A Universidade Presbiteriana Mackenzie, em São Paulo, foi palco de um ato de vandalismo com mensagens homofóbicas e machistas. As portas e paredes das cabines dos banheiros do prédio de Direito e Engenharia apareceram com dizeres como “Gay não é gente. Fora do Mackenzie” e “Viado e Feminista no Mack não”, além de apoio ao deputado Jair Bolsonaro para presidente, no dia 22 de fevereiro. Alunos e direção se colocaram contrários ao ato.
 
As pichações surgiram depois que um protesto pacífico foi organizado por estudantes que fazem parte do Coletivo LGBT Mackenzista, onde quase vinte alunos desfilaram de mãos dadas no pátio da universidade, em busca de respeito e na luta contra a opressão. “Nenhum LGBT deve ter medo de andar onde quer que seja e demonstrar seu afeto da mesma forma que qualquer pessoa heterossexual ou cisgênera.
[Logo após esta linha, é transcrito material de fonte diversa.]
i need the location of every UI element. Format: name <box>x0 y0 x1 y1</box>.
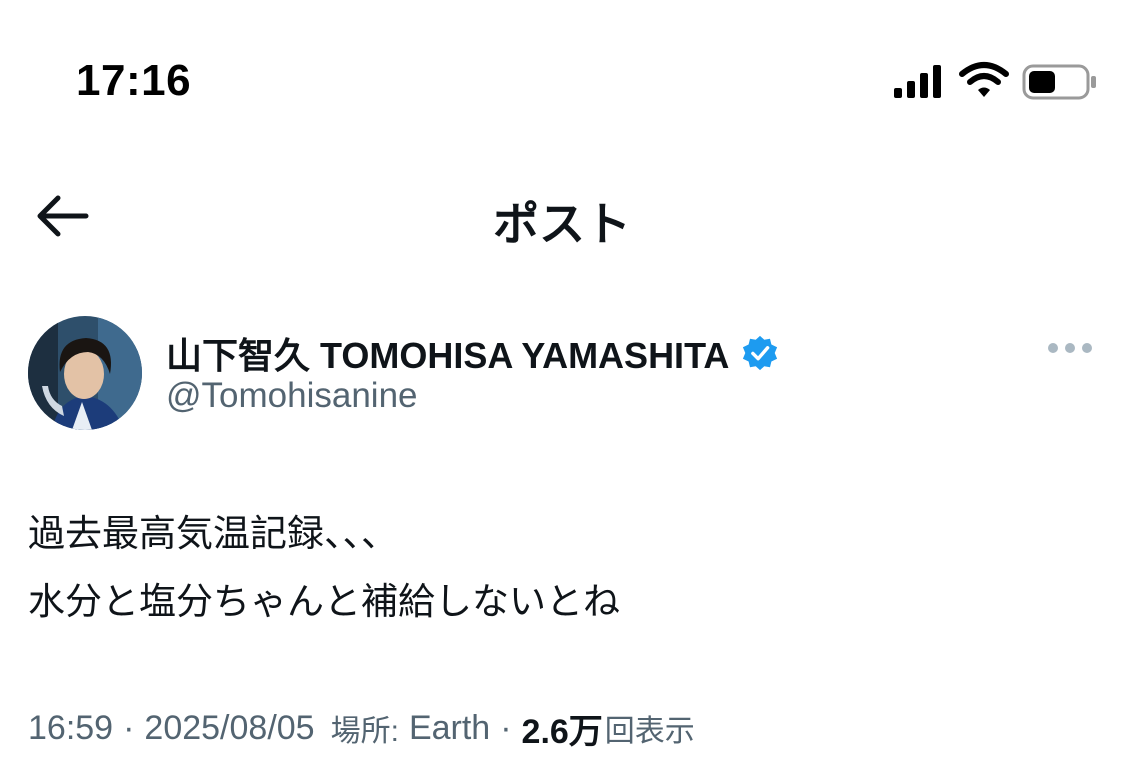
post-text-line: 過去最高気温記録、、、 <box>28 513 398 554</box>
post-text: 過去最高気温記録、、、 水分と塩分ちゃんと補給しないとね <box>28 500 1098 636</box>
post-date[interactable]: 2025/08/05 <box>144 709 314 748</box>
display-name-row[interactable]: 山下智久 TOMOHISA YAMASHITA <box>166 328 779 378</box>
status-bar: 17:16 <box>0 0 1124 150</box>
views-label: 回表示 <box>604 715 695 748</box>
page-title: ポスト <box>493 198 631 250</box>
post-location[interactable]: Earth <box>409 709 490 748</box>
status-icons <box>890 60 1100 104</box>
display-name: 山下智久 TOMOHISA YAMASHITA <box>166 335 730 376</box>
location-label: 場所: <box>330 715 399 748</box>
user-handle[interactable]: @Tomohisanine <box>166 376 418 416</box>
nav-bar: ポスト <box>0 170 1124 260</box>
meta-separator: · <box>500 708 512 747</box>
post-text-line: 水分と塩分ちゃんと補給しないとね <box>28 581 620 622</box>
cellular-signal-icon <box>894 65 941 98</box>
views-count[interactable]: 2.6万 <box>522 704 603 753</box>
post-meta: 16:59 · 2025/08/05 場所: Earth · 2.6万 回表示 <box>28 704 695 752</box>
post-time[interactable]: 16:59 <box>28 709 113 748</box>
verified-badge-icon <box>743 335 778 371</box>
more-options-icon[interactable] <box>1044 334 1096 362</box>
post-header: 山下智久 TOMOHISA YAMASHITA @Tomohisanine <box>0 310 1124 440</box>
meta-separator: · <box>123 708 135 747</box>
wifi-icon <box>959 62 1009 97</box>
avatar[interactable] <box>28 316 142 430</box>
status-time: 17:16 <box>76 56 192 105</box>
battery-icon <box>1022 64 1096 100</box>
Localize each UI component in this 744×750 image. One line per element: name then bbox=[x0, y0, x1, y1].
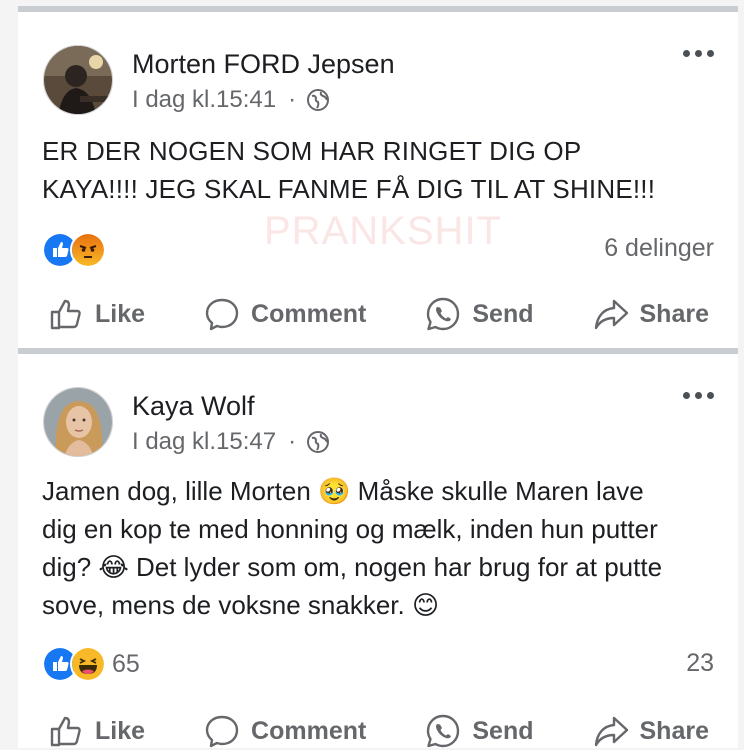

Além disso, as mãos dadas têm o significado de mantermos a união contra todos os tipos de opressões”, anunciou o coletivo.
 
Em nota, a assessoria de imprensa da Universidade informou que não compactua com qualquer tipo de violência física ou psicológica e que é contra qualquer forma de opressão. Mais além, a universidade “seguirá defendendo seus princípios de respeito e amor ao próximo”. Os responsáveis não foram identificados e não há qualquer informação sobre o início de uma investigação sobre o caso.